KUPETIK SETANGKAI BINTANG 14
(Tien Kumalasari)
Sutar membalikkan tubuhnya, keluar dari kamar, kembali masuk ke kamar mandi. Minar heran melihat tingkah sang ayah.
“Minaaar!”
Minar mendekat, berdiri di luar kamar mandi.
“Tolong ambilkan baju ganti yang sudah aku siapkan dikursi dekat cermin,” titahnya.
Minar segera bergegas masuk ke kamar ayahnya, lalu melihat ibunya memegangi baju yang tampaknya baru dibelinya, ditempelkan ke tubuhnya.
“Ibu mau mandi?” tanya Minar.
“Tidak, aku mau mencoba baju yang aku beli, tiba-tiba ayahmu masuk begitu saja, kaget aku, soalnya dia berteriak sambil memelototi aku.
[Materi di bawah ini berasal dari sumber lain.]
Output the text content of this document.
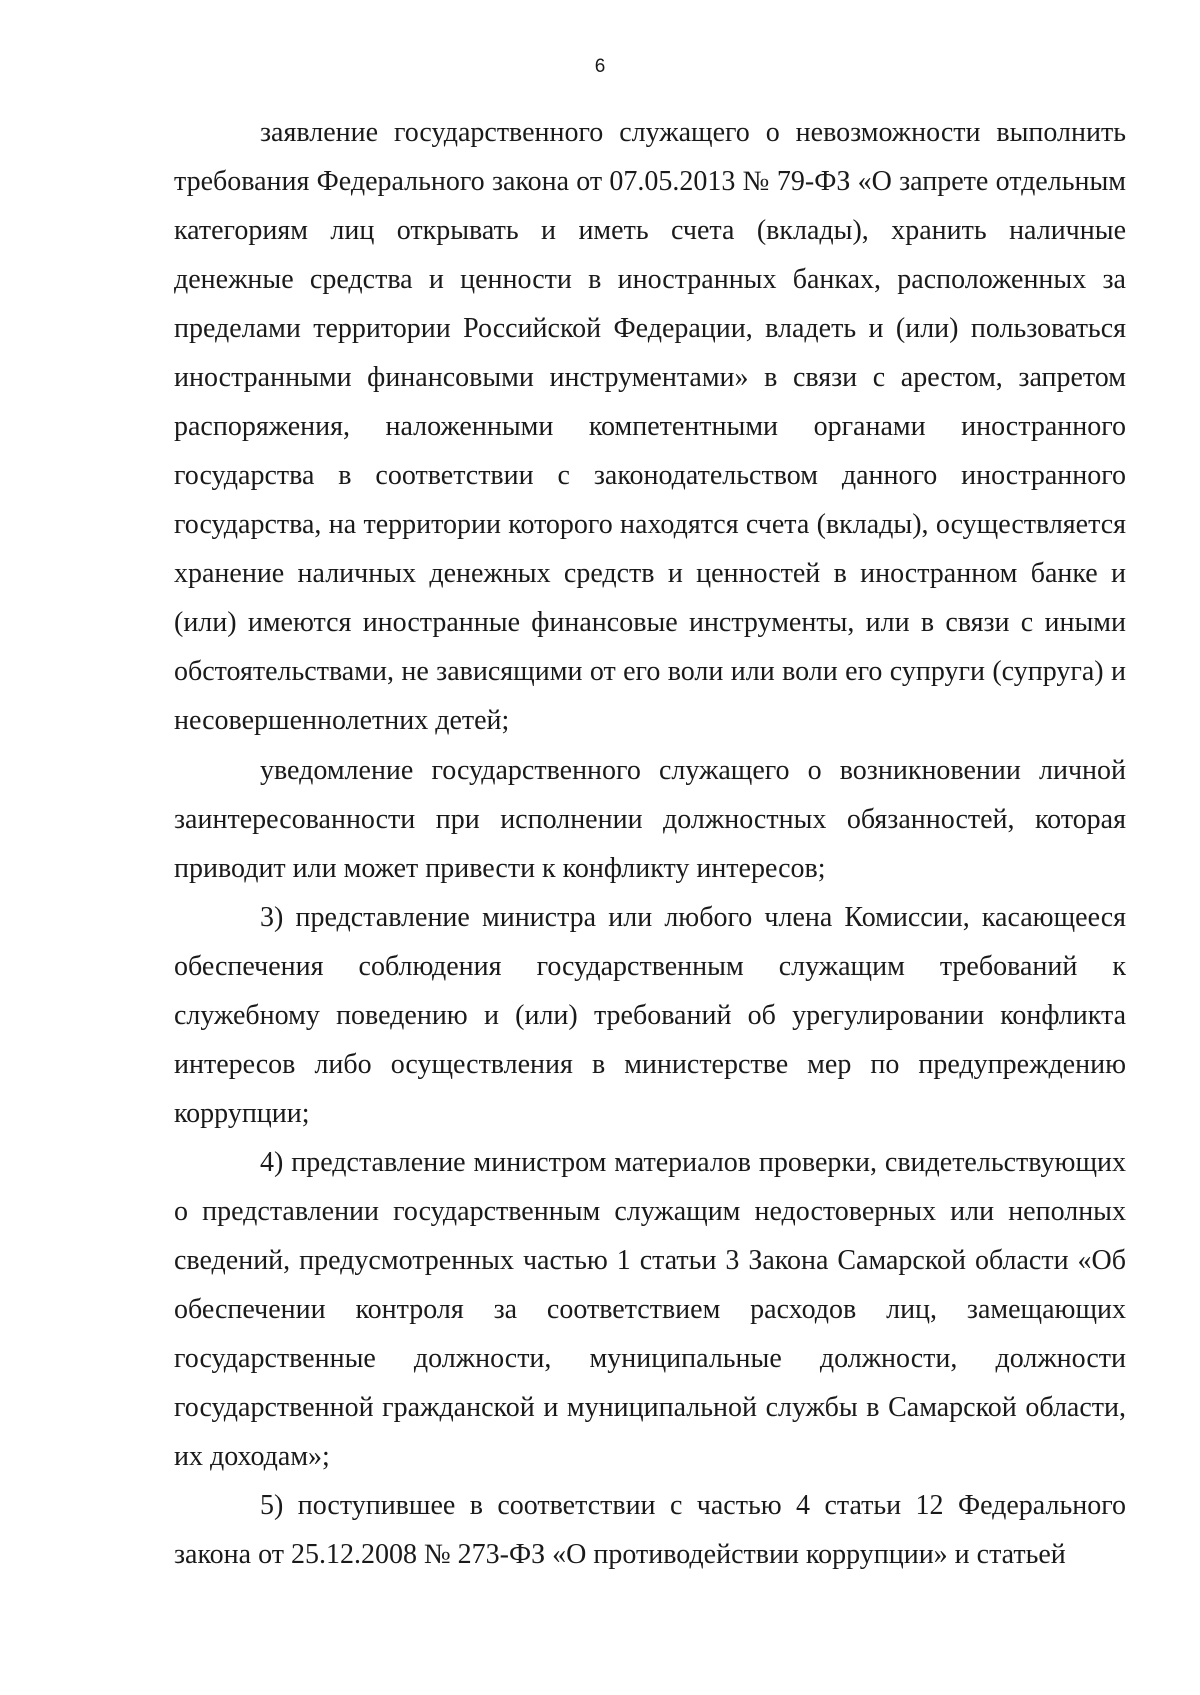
6

заявление государственного служащего о невозможности выполнить требования Федерального закона от 07.05.2013 № 79-ФЗ «О запрете отдельным категориям лиц открывать и иметь счета (вклады), хранить наличные денежные средства и ценности в иностранных банках, расположенных за пределами территории Российской Федерации, владеть и (или) пользоваться иностранными финансовыми инструментами» в связи с арестом, запретом распоряжения, наложенными компетентными органами иностранного государства в соответствии с законодательством данного иностранного государства, на территории которого находятся счета (вклады), осуществляется хранение наличных денежных средств и ценностей в иностранном банке и (или) имеются иностранные финансовые инструменты, или в связи с иными обстоятельствами, не зависящими от его воли или воли его супруги (супруга) и несовершеннолетних детей;

уведомление государственного служащего о возникновении личной заинтересованности при исполнении должностных обязанностей, которая приводит или может привести к конфликту интересов;

3) представление министра или любого члена Комиссии, касающееся обеспечения соблюдения государственным служащим требований к служебному поведению и (или) требований об урегулировании конфликта интересов либо осуществления в министерстве мер по предупреждению коррупции;

4) представление министром материалов проверки, свидетельствующих о представлении государственным служащим недостоверных или неполных сведений, предусмотренных частью 1 статьи 3 Закона Самарской области «Об обеспечении контроля за соответствием расходов лиц, замещающих государственные должности, муниципальные должности, должности государственной гражданской и муниципальной службы в Самарской области, их доходам»;

5) поступившее в соответствии с частью 4 статьи 12 Федерального закона от 25.12.2008 № 273-ФЗ «О противодействии коррупции» и статьей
Bukankah ini juga masih kamarku?”
“Iya Bu, mungkin bapak tidak mengira ibu sudah pulang. Sekarang saya mau mengambil baju ganti bapak,” kata Minar sambil meraih tumpukan baju sang ayah seperti yang tadi dipesannya.
Minar keluar dari kamar sambil tersenyum. Ayahnya benar-benar tidak ingin berada dalam satu kamar dengan istrinya.
Kemudian Minar mengulurkan tumpukan baju ayahnya melalui celah pintu kamar mandi yang dibuka sedikit oleh Sutar.
Kesal sekali ketika tiba-tiba melihat istrinya melepas baju tanpa merasa malu. Lalu Sutar bertanya kepada dirinya sendiri. Mengapa tadi dia harus lari? Bukankah Birah masih istrinya dan tak ada yang melarang seandainya berada dalam satu kamar sambil berganti baju. Tapi Sutar membayangkan ketika pernah melihat sang istri bergandengan dengan laki-laki lain sambil tertawa-tawa bahagia. Bahkan pernah tidak pulang. Bayangan menjijikkan melintas, membuatnya benar-benar merasa jijik.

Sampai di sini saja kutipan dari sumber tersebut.